Little will change at the agency that regulates everything from credit cards to mortgage loans after the U.S. Court of Appeals for the D.C. Circuit ruled the independent agency is “unconstitutionally structured,” and the U.S. Supreme Court — if it intervenes — isn’t likely to strike down the agency’s legitimacy, experts said.
“The idea that suddenly it’s going to change its philosophy and become a lot more accountable — it’s a good symbolic gesture to say that the head of the agency should be accountable but as a real-world practicality, the significance isn’t great,” Alden Abbott, senior legal fellow and deputy director of the Meese Center for Legal and Judicial Studies at the Heritage Foundation, told TheDCNF.
CFPB, birthed out of the housing crisis as a part of the 2010 Dodd-Frank Wall Street Reform and Consumer Protection Act, cropped up in the presidential campaign when Democratic presidential candidate Hillary Clinton praised the agency while stumping with Democratic Massachusetts Sen. Elizabeth Warren in New Hampshire.
“You may not know that she (Warren) was the person behind setting up the agency that protects consumers, the Consumer Financial Protection Bureau,” Clinton said Monday, to cheers. “And it was set up to stand against and do something about the kinds of fraud and abuse we’ve seen from Wells Fargo. And they are on the front lines of returning millions of dollars to Americans who have been cheated defrauded by big companies, by banks and by others.”

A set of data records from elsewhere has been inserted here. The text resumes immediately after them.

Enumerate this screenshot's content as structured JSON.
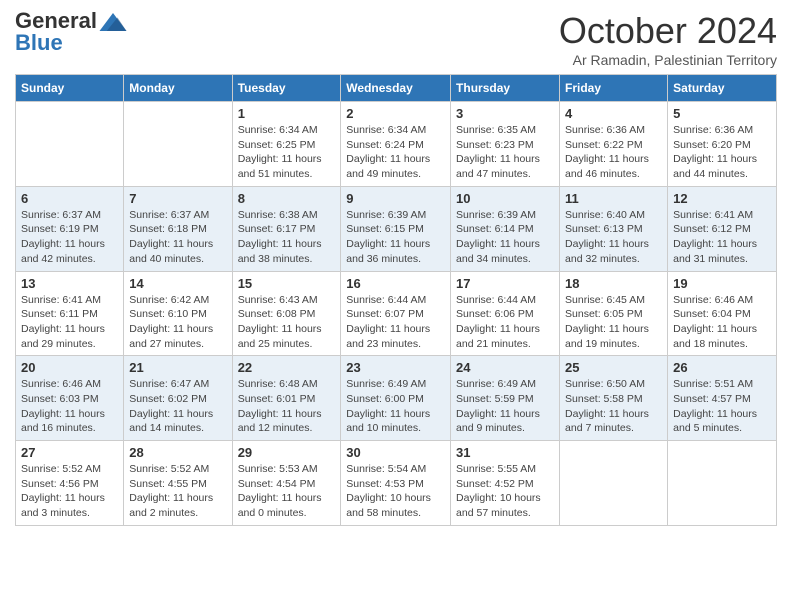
{
  "header": {
    "logo_general": "General",
    "logo_blue": "Blue",
    "month_title": "October 2024",
    "subtitle": "Ar Ramadin, Palestinian Territory"
  },
  "weekdays": [
    "Sunday",
    "Monday",
    "Tuesday",
    "Wednesday",
    "Thursday",
    "Friday",
    "Saturday"
  ],
  "weeks": [
    [
      {
        "day": "",
        "sunrise": "",
        "sunset": "",
        "daylight": ""
      },
      {
        "day": "",
        "sunrise": "",
        "sunset": "",
        "daylight": ""
      },
      {
        "day": "1",
        "sunrise": "Sunrise: 6:34 AM",
        "sunset": "Sunset: 6:25 PM",
        "daylight": "Daylight: 11 hours and 51 minutes."
      },
      {
        "day": "2",
        "sunrise": "Sunrise: 6:34 AM",
        "sunset": "Sunset: 6:24 PM",
        "daylight": "Daylight: 11 hours and 49 minutes."
      },
      {
        "day": "3",
        "sunrise": "Sunrise: 6:35 AM",
        "sunset": "Sunset: 6:23 PM",
        "daylight": "Daylight: 11 hours and 47 minutes."
      },
      {
        "day": "4",
        "sunrise": "Sunrise: 6:36 AM",
        "sunset": "Sunset: 6:22 PM",
        "daylight": "Daylight: 11 hours and 46 minutes."
      },
      {
        "day": "5",
        "sunrise": "Sunrise: 6:36 AM",
        "sunset": "Sunset: 6:20 PM",
        "daylight": "Daylight: 11 hours and 44 minutes."
      }
    ],
    [
      {
        "day": "6",
        "sunrise": "Sunrise: 6:37 AM",
        "sunset": "Sunset: 6:19 PM",
        "daylight": "Daylight: 11 hours and 42 minutes."
      },
      {
        "day": "7",
        "sunrise": "Sunrise: 6:37 AM",
        "sunset": "Sunset: 6:18 PM",
        "daylight": "Daylight: 11 hours and 40 minutes."
      },
      {
        "day": "8",
        "sunrise": "Sunrise: 6:38 AM",
        "sunset": "Sunset: 6:17 PM",
        "daylight": "Daylight: 11 hours and 38 minutes."
      },
      {
        "day": "9",
        "sunrise": "Sunrise: 6:39 AM",
        "sunset": "Sunset: 6:15 PM",
        "daylight": "Daylight: 11 hours and 36 minutes."
      },
      {
        "day": "10",
        "sunrise": "Sunrise: 6:39 AM",
        "sunset": "Sunset: 6:14 PM",
        "daylight": "Daylight: 11 hours and 34 minutes."
      },
      {
        "day": "11",
        "sunrise": "Sunrise: 6:40 AM",
        "sunset": "Sunset: 6:13 PM",
        "daylight": "Daylight: 11 hours and 32 minutes."
      },
      {
        "day": "12",
        "sunrise": "Sunrise: 6:41 AM",
        "sunset": "Sunset: 6:12 PM",
        "daylight": "Daylight: 11 hours and 31 minutes."
      }
    ],
    [
      {
        "day": "13",
        "sunrise": "Sunrise: 6:41 AM",
        "sunset": "Sunset: 6:11 PM",
        "daylight": "Daylight: 11 hours and 29 minutes."
      },
      {
        "day": "14",
        "sunrise": "Sunrise: 6:42 AM",
        "sunset": "Sunset: 6:10 PM",
        "daylight": "Daylight: 11 hours and 27 minutes."
      },
      {
        "day": "15",
        "sunrise": "Sunrise: 6:43 AM",
        "sunset": "Sunset: 6:08 PM",
        "daylight": "Daylight: 11 hours and 25 minutes."
      },
      {
        "day": "16",
        "sunrise": "Sunrise: 6:44 AM",
        "sunset": "Sunset: 6:07 PM",
        "daylight": "Daylight: 11 hours and 23 minutes."
      },
      {
        "day": "17",
        "sunrise": "Sunrise: 6:44 AM",
        "sunset": "Sunset: 6:06 PM",
        "daylight": "Daylight: 11 hours and 21 minutes."
      },
      {
        "day": "18",
        "sunrise": "Sunrise: 6:45 AM",
        "sunset": "Sunset: 6:05 PM",
        "daylight": "Daylight: 11 hours and 19 minutes."
      },
      {
        "day": "19",
        "sunrise": "Sunrise: 6:46 AM",
        "sunset": "Sunset: 6:04 PM",
        "daylight": "Daylight: 11 hours and 18 minutes."
      }
    ],
    [
      {
        "day": "20",
        "sunrise": "Sunrise: 6:46 AM",
        "sunset": "Sunset: 6:03 PM",
        "daylight": "Daylight: 11 hours and 16 minutes."
      },
      {
        "day": "21",
        "sunrise": "Sunrise: 6:47 AM",
        "sunset": "Sunset: 6:02 PM",
        "daylight": "Daylight: 11 hours and 14 minutes."
      },
      {
        "day": "22",
        "sunrise": "Sunrise: 6:48 AM",
        "sunset": "Sunset: 6:01 PM",
        "daylight": "Daylight: 11 hours and 12 minutes."
      },
      {
        "day": "23",
        "sunrise": "Sunrise: 6:49 AM",
        "sunset": "Sunset: 6:00 PM",
        "daylight": "Daylight: 11 hours and 10 minutes."
      },
      {
        "day": "24",
        "sunrise": "Sunrise: 6:49 AM",
        "sunset": "Sunset: 5:59 PM",
        "daylight": "Daylight: 11 hours and 9 minutes."
      },
      {
        "day": "25",
        "sunrise": "Sunrise: 6:50 AM",
        "sunset": "Sunset: 5:58 PM",
        "daylight": "Daylight: 11 hours and 7 minutes."
      },
      {
        "day": "26",
        "sunrise": "Sunrise: 5:51 AM",
        "sunset": "Sunset: 4:57 PM",
        "daylight": "Daylight: 11 hours and 5 minutes."
      }
    ],
    [
      {
        "day": "27",
        "sunrise": "Sunrise: 5:52 AM",
        "sunset": "Sunset: 4:56 PM",
        "daylight": "Daylight: 11 hours and 3 minutes."
      },
      {
        "day": "28",
        "sunrise": "Sunrise: 5:52 AM",
        "sunset": "Sunset: 4:55 PM",
        "daylight": "Daylight: 11 hours and 2 minutes."
      },
      {
        "day": "29",
        "sunrise": "Sunrise: 5:53 AM",
        "sunset": "Sunset: 4:54 PM",
        "daylight": "Daylight: 11 hours and 0 minutes."
      },
      {
        "day": "30",
        "sunrise": "Sunrise: 5:54 AM",
        "sunset": "Sunset: 4:53 PM",
        "daylight": "Daylight: 10 hours and 58 minutes."
      },
      {
        "day": "31",
        "sunrise": "Sunrise: 5:55 AM",
        "sunset": "Sunset: 4:52 PM",
        "daylight": "Daylight: 10 hours and 57 minutes."
      },
      {
        "day": "",
        "sunrise": "",
        "sunset": "",
        "daylight": ""
      },
      {
        "day": "",
        "sunrise": "",
        "sunset": "",
        "daylight": ""
      }
    ]
  ]
}
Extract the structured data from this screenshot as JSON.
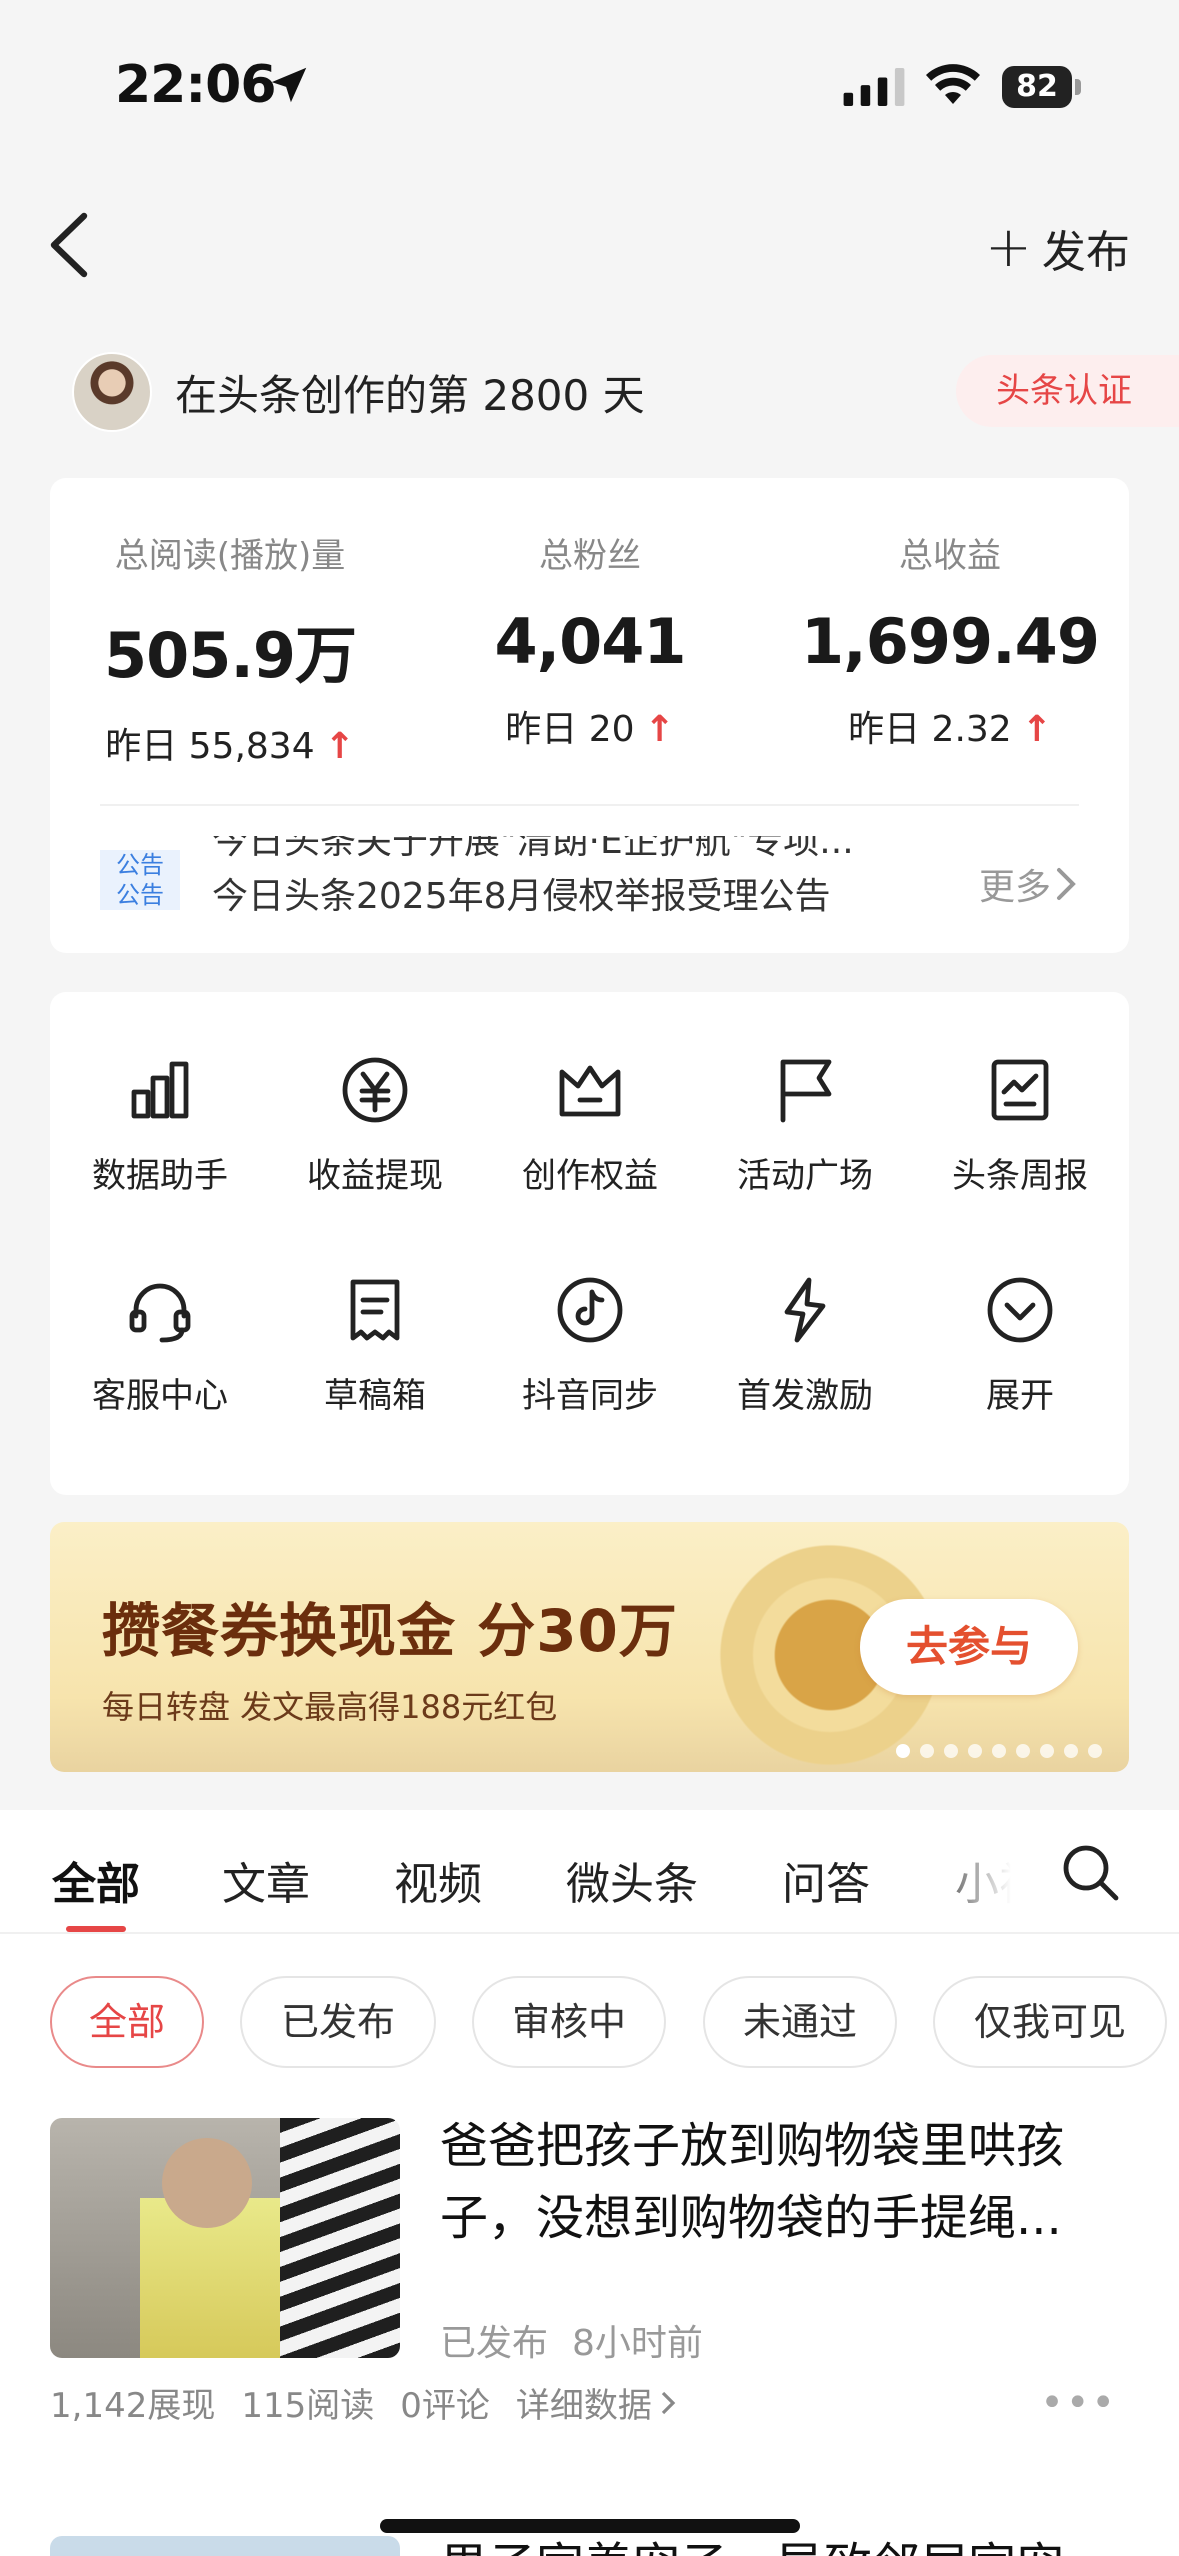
{
  "status_bar": {
    "time": "22:06",
    "battery": "82"
  },
  "nav": {
    "publish_label": "发布",
    "publish_plus": "+"
  },
  "profile": {
    "creation_text": "在头条创作的第 2800 天",
    "cert_badge": "头条认证"
  },
  "stats": [
    {
      "label": "总阅读(播放)量",
      "value": "505.9万",
      "delta": "昨日 55,834"
    },
    {
      "label": "总粉丝",
      "value": "4,041",
      "delta": "昨日 20"
    },
    {
      "label": "总收益",
      "value": "1,699.49",
      "delta": "昨日 2.32"
    }
  ],
  "notice": {
    "tag": "公告",
    "line1": "今日头条关于开展\"清朗·E企护航\"专项...",
    "line2": "今日头条2025年8月侵权举报受理公告",
    "more": "更多"
  },
  "tools": [
    {
      "label": "数据助手",
      "icon": "bar-chart-icon"
    },
    {
      "label": "收益提现",
      "icon": "yuan-coin-icon"
    },
    {
      "label": "创作权益",
      "icon": "crown-icon"
    },
    {
      "label": "活动广场",
      "icon": "flag-icon"
    },
    {
      "label": "头条周报",
      "icon": "report-chart-icon"
    },
    {
      "label": "客服中心",
      "icon": "headset-icon"
    },
    {
      "label": "草稿箱",
      "icon": "draft-icon"
    },
    {
      "label": "抖音同步",
      "icon": "douyin-icon"
    },
    {
      "label": "首发激励",
      "icon": "lightning-icon"
    },
    {
      "label": "展开",
      "icon": "chevron-down-circle-icon"
    }
  ],
  "banner": {
    "title": "攒餐券换现金 分30万",
    "subtitle": "每日转盘 发文最高得188元红包",
    "button": "去参与"
  },
  "content_tabs": [
    {
      "label": "全部",
      "active": true
    },
    {
      "label": "文章",
      "active": false
    },
    {
      "label": "视频",
      "active": false
    },
    {
      "label": "微头条",
      "active": false
    },
    {
      "label": "问答",
      "active": false
    },
    {
      "label": "小视",
      "active": false
    }
  ],
  "filter_chips": [
    {
      "label": "全部",
      "active": true
    },
    {
      "label": "已发布",
      "active": false
    },
    {
      "label": "审核中",
      "active": false
    },
    {
      "label": "未通过",
      "active": false
    },
    {
      "label": "仅我可见",
      "active": false
    }
  ],
  "articles": [
    {
      "title": "爸爸把孩子放到购物袋里哄孩子，没想到购物袋的手提绳...",
      "status": "已发布",
      "time": "8小时前",
      "impressions": "1,142展现",
      "reads": "115阅读",
      "comments": "0评论",
      "detail_link": "详细数据"
    },
    {
      "title": "男子家养宠子，导致邻居家宠"
    }
  ],
  "colors": {
    "accent": "#e64646",
    "banner_title": "#6b2e0d",
    "notice_tag": "#3b7fe0"
  }
}
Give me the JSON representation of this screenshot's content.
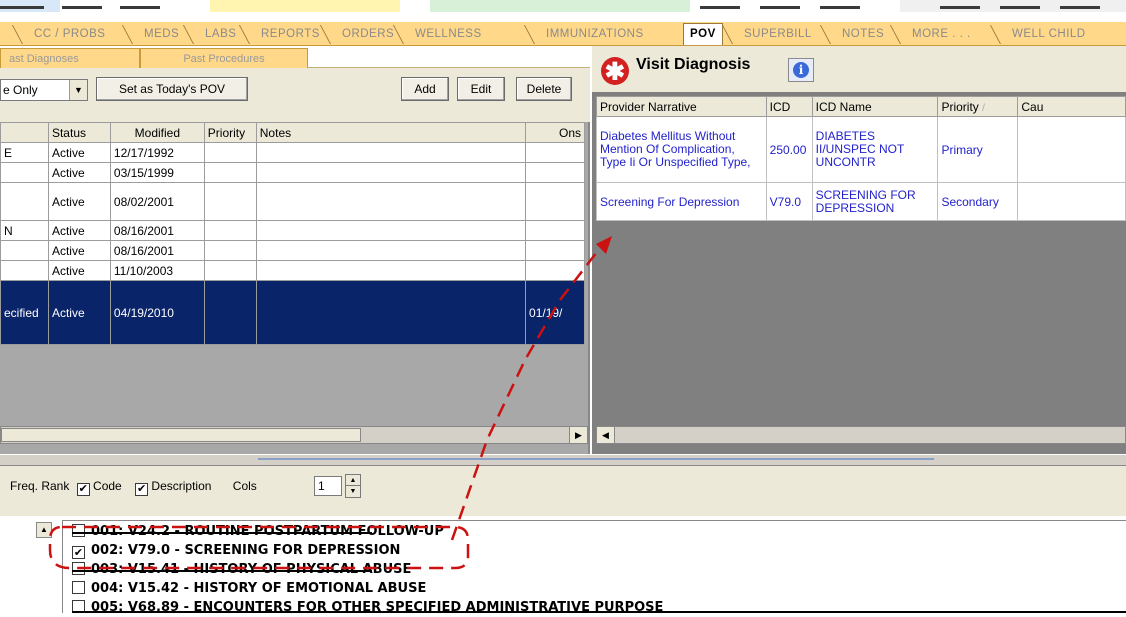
{
  "top_tabs": [
    {
      "label": "CC / PROBS",
      "active": false
    },
    {
      "label": "MEDS",
      "active": false
    },
    {
      "label": "LABS",
      "active": false
    },
    {
      "label": "REPORTS",
      "active": false
    },
    {
      "label": "ORDERS",
      "active": false
    },
    {
      "label": "WELLNESS",
      "active": false
    },
    {
      "label": "IMMUNIZATIONS",
      "active": false
    },
    {
      "label": "POV",
      "active": true
    },
    {
      "label": "SUPERBILL",
      "active": false
    },
    {
      "label": "NOTES",
      "active": false
    },
    {
      "label": "MORE . . .",
      "active": false
    },
    {
      "label": "WELL CHILD",
      "active": false
    }
  ],
  "left": {
    "subtabs": [
      "ast Diagnoses",
      "Past Procedures"
    ],
    "filter_value": "e Only",
    "set_todays_pov": "Set as Today's POV",
    "add": "Add",
    "edit": "Edit",
    "delete": "Delete",
    "columns": [
      "",
      "Status",
      "Modified",
      "Priority",
      "Notes",
      "Ons"
    ],
    "rows": [
      {
        "c0": "E",
        "status": "Active",
        "modified": "12/17/1992",
        "priority": "",
        "notes": "",
        "onset": ""
      },
      {
        "c0": "",
        "status": "Active",
        "modified": "03/15/1999",
        "priority": "",
        "notes": "",
        "onset": ""
      },
      {
        "c0": "",
        "status": "Active",
        "modified": "08/02/2001",
        "priority": "",
        "notes": "",
        "onset": ""
      },
      {
        "c0": "N",
        "status": "Active",
        "modified": "08/16/2001",
        "priority": "",
        "notes": "",
        "onset": ""
      },
      {
        "c0": "",
        "status": "Active",
        "modified": "08/16/2001",
        "priority": "",
        "notes": "",
        "onset": ""
      },
      {
        "c0": "",
        "status": "Active",
        "modified": "11/10/2003",
        "priority": "",
        "notes": "",
        "onset": ""
      },
      {
        "c0": "ecified",
        "status": "Active",
        "modified": "04/19/2010",
        "priority": "",
        "notes": "",
        "onset": "01/19/"
      }
    ]
  },
  "visit": {
    "title": "Visit Diagnosis",
    "info_icon": "i",
    "columns": [
      "Provider Narrative",
      "ICD",
      "ICD Name",
      "Priority",
      "Cau"
    ],
    "rows": [
      {
        "narrative": "Diabetes Mellitus Without Mention Of Complication, Type Ii Or Unspecified Type,",
        "icd": "250.00",
        "icd_name": "DIABETES II/UNSPEC NOT UNCONTR",
        "priority": "Primary"
      },
      {
        "narrative": "Screening For Depression",
        "icd": "V79.0",
        "icd_name": "SCREENING FOR DEPRESSION",
        "priority": "Secondary"
      }
    ]
  },
  "freq": {
    "freq_rank": "Freq. Rank",
    "code": "Code",
    "description": "Description",
    "cols_label": "Cols",
    "cols_value": "1"
  },
  "list_items": [
    {
      "text": "001: V24.2 - ROUTINE POSTPARTUM FOLLOW-UP",
      "checked": false
    },
    {
      "text": "002: V79.0 - SCREENING FOR DEPRESSION",
      "checked": true
    },
    {
      "text": "003: V15.41 - HISTORY OF PHYSICAL ABUSE",
      "checked": false
    },
    {
      "text": "004: V15.42 - HISTORY OF EMOTIONAL ABUSE",
      "checked": false
    },
    {
      "text": "005: V68.89 - ENCOUNTERS FOR OTHER SPECIFIED ADMINISTRATIVE PURPOSE",
      "checked": false
    }
  ],
  "colors": {
    "tab_bar": "#ffd88a",
    "selection": "#0a246a",
    "link_text": "#2222cc",
    "annotation": "#cc1111"
  }
}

Clinton’s praise for CFPB, however, failed to mention that only days before, the court said the agency’s structure is unconstitutional because it concentrated too much power in one director not even the president could fire.
Clinton clashes on CFPB with Republican opponent Donald Trump, who said he will dismantle CFPB and Dodd-Frank. (RELATED: Report: Racial And Gender Discrimination Plagues Obama’s Model Consumer Agency)
U.S. Court of Appeals Judge Brett Kavanaugh ruled in favor of mortgage company PHH Corporation over CFPB earlier this month, invalidating CFPB’s $109 million fine against the corporation for allegedly harming consumers through a mortgage insurance kickback scheme.
Two of the three panel judges ruled the CFPB director’s concentrated power was unconstitutional, on the grounds that every government official must somehow be accountable to the American people, at least through an elected official. Now, the president can fire the CFPB director for any reason.
Republicans have long voiced concerns over the agency’s centralized power and that its funding comes directly from the Federal Reserve System, not Congress. Any substantial changes to CFPB must happen legislatively with the approval of the next president, Abbott said.
“I would think there would still be some members of Congress that would say, this is great, but it doesn’t do nearly enough to reign in the CFPB,” Abbott told TheDCNF.
That’s what Texas Republican and House Committee on Financial Services Chairman Rep. Jeb Hensarling is trying to do with the Financial Choice Act, which would establish a five-member commission to oversee CFPB and an inspector general.
But Hensarling, calling CFPB a “rogue” agency, admitted the success of his legislation depends on who controls the White House and Senate after November.
“To state the obvious, that would be extreme uphill climbing should there be a Democrat in the White House, should there be Democrats running the Senate,” Hensarling told TheDCNF.
Hensarling said the court’s move is a good one, but still concentrates too much power in one person.
“You still have one unelected individual who, for all intents and purposes. has the ability to decide whether Americans can have a credit card, whether they receive a home loan,” he said.
The most likely next step in PHH Corp. v CFPB is a review of the three-judge panel decision by the full U.S. Court of Appeals for the D.C. Circuit, Abbott said.
The likelihood of PHH Corp. v CFPB going to the Supreme Court is tough to discern, legal experts told TheDCNF. CFPB, PHH and PHH’s lawyer, Ted Olson, did not return requests for comment.
“The Supreme Court only hears a tiny percentage of the cases,” said Jeffrey Manns, associate professor of law at George Washington University in Washington, D.C. He added that the Supreme Court may wait to take up a case on CFPB’s constitutionality until similar cases progress through circuit courts.
Thaya Brook Knight, associate director of financial regulation studies at the Center for Money and Financial Alternatives at the Cato Institute, said other companies will be more inclined to sue CFPB now that an appeals court has dismissed its constitutionality. But it’s unlikely the Supreme Court or any other court would take the aggressive stance of eliminating CFPB or Dodd-Frank entirely, Knight said.
“I just don’t see a judge coming in and striking down all of Dodd-Frank,” Knight told TheDCNF.